Presently, it was understood that brushing one’s teeth, flossing regularly, and using a fluoride mouthwash in combination was the key to a healthy mouth. However, emerging new evidence suggests otherwise. In a recent animal study, it was found that rodents such as rats and beavers have extremely strong and healthy teeth that are practically immune to tooth decay. The reason behind this strength is iron. Although, they spend all their lives gnawing at massive trees or tree trunks their teeth remain healthy and strong. This is because the enamel core of their outsized incisors has tiny iron-rich nanowires that are interwoven throughout. Moreover, the scientists are suggesting that the beavers teeth are structurally similar to our teeth, however, chemically they differ which makes their teeth stronger and healthier than ours. The key ingredient that the researchers recently found was iron in combination with magnesium.
Iron is the Key Ingredient
There is a reason that the beaver’s teeth enamel appears rusty red, it is from the iron. This iron is tougher, and extremely resilient to acid and tooth decay in comparison to our regular tooth enamel, which is often treated with fluoride coating after every other dentist visit. Moreover, this could be good news for the high percentage of children and adults who suffer from dental carries. This current discovery could lead to better options for preventing tooth decay and also improve the current treatment regime that is done with fluoride.
One of the most prevalent diseases in the U.S.. today is tooth decay. Dentists across the country have been trying to devise new methods and strategies, but they all revolve around fluoride treatments. They have yet to devise a method by which an element such as iron can be utilized for treatment regimens instead of fluoride. However, firstly one must understand what role iron plays in our body as most of us utilize iron in our daily diet whether it is in the form of fruits and vegetables or nutritional supplements or vitamins.

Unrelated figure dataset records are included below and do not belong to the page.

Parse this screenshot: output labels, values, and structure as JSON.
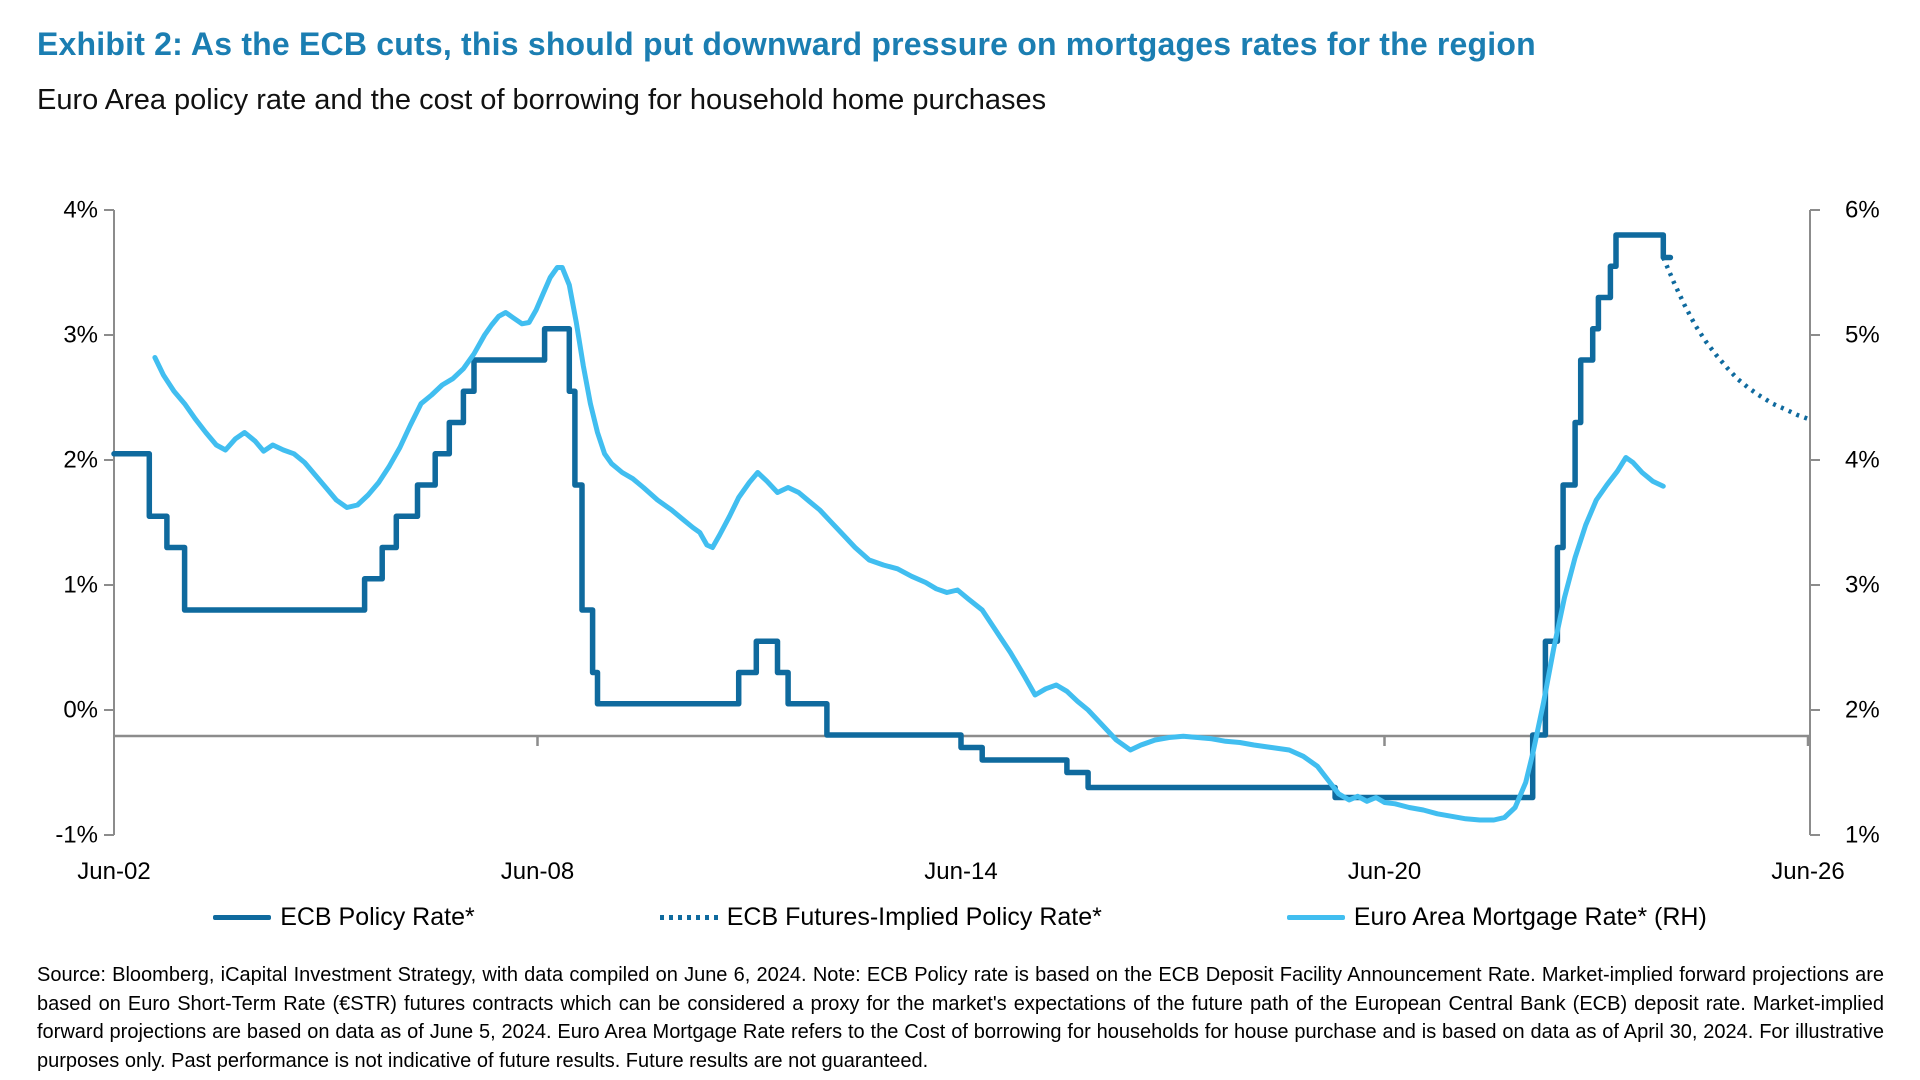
{
  "header": {
    "title": "Exhibit 2: As the ECB cuts, this should put downward pressure on mortgages rates for the region",
    "subtitle": "Euro Area policy rate and the cost of borrowing for household home purchases"
  },
  "colors": {
    "title_blue": "#1B7EB2",
    "policy_dark": "#0F6A9E",
    "mortgage_light": "#41BEF0",
    "axis_gray": "#8C8C8C"
  },
  "legend": {
    "items": [
      {
        "label": "ECB Policy Rate*",
        "swatch": "solid-dark"
      },
      {
        "label": "ECB Futures-Implied Policy Rate*",
        "swatch": "dotted-dark"
      },
      {
        "label": "Euro Area Mortgage Rate* (RH)",
        "swatch": "solid-light"
      }
    ]
  },
  "footer": {
    "source_note": "Source: Bloomberg, iCapital Investment Strategy, with data compiled on June 6, 2024. Note: ECB Policy rate is based on the ECB Deposit Facility Announcement Rate. Market-implied forward projections are based on Euro Short-Term Rate (€STR) futures contracts which can be considered a proxy for the market's expectations of the future path of the European Central Bank (ECB) deposit rate. Market-implied forward projections are based on data as of June 5, 2024. Euro Area Mortgage Rate refers to the Cost of borrowing for households for house purchase and is based on data as of April 30, 2024.  For illustrative purposes only. Past performance is not indicative of future results. Future results are not guaranteed."
  },
  "chart_data": {
    "type": "line",
    "title": "Exhibit 2: As the ECB cuts, this should put downward pressure on mortgages rates for the region",
    "subtitle": "Euro Area policy rate and the cost of borrowing for household home purchases",
    "grid": false,
    "legend_position": "bottom",
    "x_axis": {
      "unit": "years since Jun-2002",
      "ticks": [
        {
          "label": "Jun-02",
          "t": 0
        },
        {
          "label": "Jun-08",
          "t": 6
        },
        {
          "label": "Jun-14",
          "t": 12
        },
        {
          "label": "Jun-20",
          "t": 18
        },
        {
          "label": "Jun-26",
          "t": 24
        }
      ]
    },
    "left_axis": {
      "min": -1,
      "max": 4,
      "values": [
        4,
        3,
        2,
        1,
        0,
        -1
      ],
      "labels": [
        "4%",
        "3%",
        "2%",
        "1%",
        "0%",
        "-1%"
      ]
    },
    "right_axis": {
      "min": 1,
      "max": 6,
      "values": [
        6,
        5,
        4,
        3,
        2,
        1
      ],
      "labels": [
        "6%",
        "5%",
        "4%",
        "3%",
        "2%",
        "1%"
      ],
      "offset_vs_left": 2
    },
    "baseline_left_value": -0.21,
    "series": [
      {
        "name": "ECB Policy Rate*",
        "axis": "left",
        "style": "step",
        "color": "#0F6A9E",
        "width": 5.5,
        "points": [
          [
            0,
            2.05
          ],
          [
            0.5,
            1.55
          ],
          [
            0.75,
            1.3
          ],
          [
            1.0,
            0.8
          ],
          [
            3.55,
            1.05
          ],
          [
            3.8,
            1.3
          ],
          [
            4.0,
            1.55
          ],
          [
            4.3,
            1.8
          ],
          [
            4.55,
            2.05
          ],
          [
            4.75,
            2.3
          ],
          [
            4.95,
            2.55
          ],
          [
            5.1,
            2.8
          ],
          [
            6.1,
            3.05
          ],
          [
            6.45,
            2.55
          ],
          [
            6.53,
            1.8
          ],
          [
            6.63,
            0.8
          ],
          [
            6.78,
            0.3
          ],
          [
            6.85,
            0.05
          ],
          [
            8.85,
            0.3
          ],
          [
            9.1,
            0.55
          ],
          [
            9.4,
            0.3
          ],
          [
            9.55,
            0.05
          ],
          [
            10.1,
            -0.2
          ],
          [
            12.0,
            -0.3
          ],
          [
            12.3,
            -0.4
          ],
          [
            13.5,
            -0.5
          ],
          [
            13.8,
            -0.62
          ],
          [
            17.3,
            -0.7
          ],
          [
            20.1,
            -0.2
          ],
          [
            20.28,
            0.55
          ],
          [
            20.45,
            1.3
          ],
          [
            20.53,
            1.8
          ],
          [
            20.7,
            2.3
          ],
          [
            20.78,
            2.8
          ],
          [
            20.95,
            3.05
          ],
          [
            21.03,
            3.3
          ],
          [
            21.2,
            3.55
          ],
          [
            21.28,
            3.8
          ],
          [
            21.9,
            3.8
          ],
          [
            21.95,
            3.62
          ],
          [
            22.05,
            3.62
          ]
        ]
      },
      {
        "name": "ECB Futures-Implied Policy Rate*",
        "axis": "left",
        "style": "dotted",
        "color": "#0F6A9E",
        "width": 4.5,
        "points": [
          [
            21.95,
            3.62
          ],
          [
            22.1,
            3.42
          ],
          [
            22.25,
            3.24
          ],
          [
            22.4,
            3.08
          ],
          [
            22.55,
            2.95
          ],
          [
            22.7,
            2.84
          ],
          [
            22.85,
            2.74
          ],
          [
            23.0,
            2.65
          ],
          [
            23.15,
            2.58
          ],
          [
            23.3,
            2.52
          ],
          [
            23.5,
            2.45
          ],
          [
            23.7,
            2.4
          ],
          [
            23.85,
            2.36
          ],
          [
            24.0,
            2.33
          ]
        ]
      },
      {
        "name": "Euro Area Mortgage Rate* (RH)",
        "axis": "right",
        "style": "line",
        "color": "#41BEF0",
        "width": 5,
        "points": [
          [
            0.58,
            4.82
          ],
          [
            0.7,
            4.68
          ],
          [
            0.85,
            4.55
          ],
          [
            1.0,
            4.45
          ],
          [
            1.15,
            4.33
          ],
          [
            1.3,
            4.22
          ],
          [
            1.45,
            4.12
          ],
          [
            1.58,
            4.08
          ],
          [
            1.72,
            4.17
          ],
          [
            1.85,
            4.22
          ],
          [
            2.0,
            4.15
          ],
          [
            2.12,
            4.07
          ],
          [
            2.25,
            4.12
          ],
          [
            2.4,
            4.08
          ],
          [
            2.55,
            4.05
          ],
          [
            2.7,
            3.98
          ],
          [
            2.85,
            3.88
          ],
          [
            3.0,
            3.78
          ],
          [
            3.15,
            3.68
          ],
          [
            3.3,
            3.62
          ],
          [
            3.45,
            3.64
          ],
          [
            3.6,
            3.72
          ],
          [
            3.75,
            3.82
          ],
          [
            3.9,
            3.95
          ],
          [
            4.05,
            4.1
          ],
          [
            4.2,
            4.28
          ],
          [
            4.35,
            4.45
          ],
          [
            4.5,
            4.52
          ],
          [
            4.65,
            4.6
          ],
          [
            4.8,
            4.65
          ],
          [
            4.95,
            4.73
          ],
          [
            5.1,
            4.85
          ],
          [
            5.25,
            5.0
          ],
          [
            5.35,
            5.08
          ],
          [
            5.45,
            5.15
          ],
          [
            5.55,
            5.18
          ],
          [
            5.65,
            5.14
          ],
          [
            5.78,
            5.09
          ],
          [
            5.88,
            5.1
          ],
          [
            5.98,
            5.2
          ],
          [
            6.08,
            5.33
          ],
          [
            6.18,
            5.46
          ],
          [
            6.28,
            5.54
          ],
          [
            6.35,
            5.54
          ],
          [
            6.45,
            5.4
          ],
          [
            6.55,
            5.1
          ],
          [
            6.65,
            4.75
          ],
          [
            6.75,
            4.45
          ],
          [
            6.85,
            4.22
          ],
          [
            6.95,
            4.05
          ],
          [
            7.05,
            3.97
          ],
          [
            7.2,
            3.9
          ],
          [
            7.35,
            3.85
          ],
          [
            7.5,
            3.78
          ],
          [
            7.7,
            3.68
          ],
          [
            7.9,
            3.6
          ],
          [
            8.05,
            3.53
          ],
          [
            8.2,
            3.46
          ],
          [
            8.3,
            3.42
          ],
          [
            8.4,
            3.32
          ],
          [
            8.48,
            3.3
          ],
          [
            8.58,
            3.4
          ],
          [
            8.72,
            3.55
          ],
          [
            8.85,
            3.7
          ],
          [
            9.0,
            3.82
          ],
          [
            9.12,
            3.9
          ],
          [
            9.25,
            3.83
          ],
          [
            9.4,
            3.74
          ],
          [
            9.55,
            3.78
          ],
          [
            9.7,
            3.74
          ],
          [
            9.85,
            3.67
          ],
          [
            10.0,
            3.6
          ],
          [
            10.15,
            3.51
          ],
          [
            10.3,
            3.42
          ],
          [
            10.5,
            3.3
          ],
          [
            10.7,
            3.2
          ],
          [
            10.9,
            3.16
          ],
          [
            11.1,
            3.13
          ],
          [
            11.3,
            3.07
          ],
          [
            11.5,
            3.02
          ],
          [
            11.65,
            2.97
          ],
          [
            11.8,
            2.94
          ],
          [
            11.95,
            2.96
          ],
          [
            12.1,
            2.89
          ],
          [
            12.3,
            2.8
          ],
          [
            12.5,
            2.63
          ],
          [
            12.7,
            2.46
          ],
          [
            12.9,
            2.27
          ],
          [
            13.05,
            2.12
          ],
          [
            13.2,
            2.17
          ],
          [
            13.35,
            2.2
          ],
          [
            13.5,
            2.15
          ],
          [
            13.65,
            2.07
          ],
          [
            13.8,
            2.0
          ],
          [
            14.0,
            1.88
          ],
          [
            14.2,
            1.76
          ],
          [
            14.4,
            1.68
          ],
          [
            14.55,
            1.72
          ],
          [
            14.75,
            1.76
          ],
          [
            14.95,
            1.78
          ],
          [
            15.15,
            1.79
          ],
          [
            15.35,
            1.78
          ],
          [
            15.55,
            1.77
          ],
          [
            15.75,
            1.75
          ],
          [
            15.95,
            1.74
          ],
          [
            16.15,
            1.72
          ],
          [
            16.4,
            1.7
          ],
          [
            16.65,
            1.68
          ],
          [
            16.85,
            1.63
          ],
          [
            17.05,
            1.55
          ],
          [
            17.2,
            1.44
          ],
          [
            17.35,
            1.33
          ],
          [
            17.5,
            1.28
          ],
          [
            17.62,
            1.31
          ],
          [
            17.75,
            1.27
          ],
          [
            17.88,
            1.3
          ],
          [
            18.0,
            1.26
          ],
          [
            18.15,
            1.25
          ],
          [
            18.35,
            1.22
          ],
          [
            18.55,
            1.2
          ],
          [
            18.75,
            1.17
          ],
          [
            18.95,
            1.15
          ],
          [
            19.15,
            1.13
          ],
          [
            19.35,
            1.12
          ],
          [
            19.55,
            1.12
          ],
          [
            19.7,
            1.14
          ],
          [
            19.85,
            1.22
          ],
          [
            20.0,
            1.42
          ],
          [
            20.1,
            1.65
          ],
          [
            20.25,
            2.05
          ],
          [
            20.4,
            2.5
          ],
          [
            20.55,
            2.9
          ],
          [
            20.7,
            3.22
          ],
          [
            20.85,
            3.48
          ],
          [
            21.0,
            3.68
          ],
          [
            21.15,
            3.8
          ],
          [
            21.3,
            3.91
          ],
          [
            21.42,
            4.02
          ],
          [
            21.52,
            3.98
          ],
          [
            21.65,
            3.9
          ],
          [
            21.8,
            3.83
          ],
          [
            21.95,
            3.79
          ]
        ]
      }
    ]
  }
}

How Iron Functions in Our Body
Iron, a key element in the periodic table, is used in our body for some processes, particularly at the molecular level. Most importantly, it is used for the transportation of oxygen throughout the body. It is also utilized for the assembly of red blood cells a process that is also known in medical terms as hematopoiesis. Additionally, it is also a component of hemoglobin (the pigment of the red blood cells that gives its color) and binds to the oxygen, thus aiding its transport from the lungs through the arteries to all cells in the body.
After delivering the oxygen the iron (still a part of hemoglobin) then binds to the carbon dioxide that is released from the cells as a byproduct is transported back to the lungs where it is exhaled out and thus the binding cycle for iron continues.
Another important function of iron is to convert the blood sugar to energy. It is known that athletes and people who do much physical exertion require a significant amount of metabolic energy so that the muscles can work at their optimum capacity.
Iron also plays a crucial role in the recovery processes such as bouncing back after certain illnesses or physical exertions. This process requires producing new enzymes that play a significant role in new cell production and maturation (including hormones and amino acids that are the building blocks for proteins).
Our immune system is also at the mercy of iron for its reliable function that nourishes physical and mental growth in the presence of adequate iron levels.
Iron is excreted out of the body by various means such as urination, defecation, perspiring, and exfoliating of old skin cells. Menstruation, in females, is another route by which iron is excreted from the body, that explains the high demand of iron in females.
Symptoms of fatigue, dizziness, and lowered immunity can set in if our body is depleted of iron since our bodies cannot generate iron itself, hence the body relies on external sources for adequate amounts of iron as part of our daily diet.
Therefore, in the light of these factors for our dental health we have to intake a significant quantity of iron that can be utilized by our body. Moreover, it is a well-known phenomenon that overdose of anything can be harmful to the body. Therefore, we can only intake what are body needs in adequate quantities and nothing more as it will not be beneficial for our system. Moreover, researchers are currently trying to figure out a way to incorporate iron as a replacement for fluoride treatment so that our dental health can improve as well.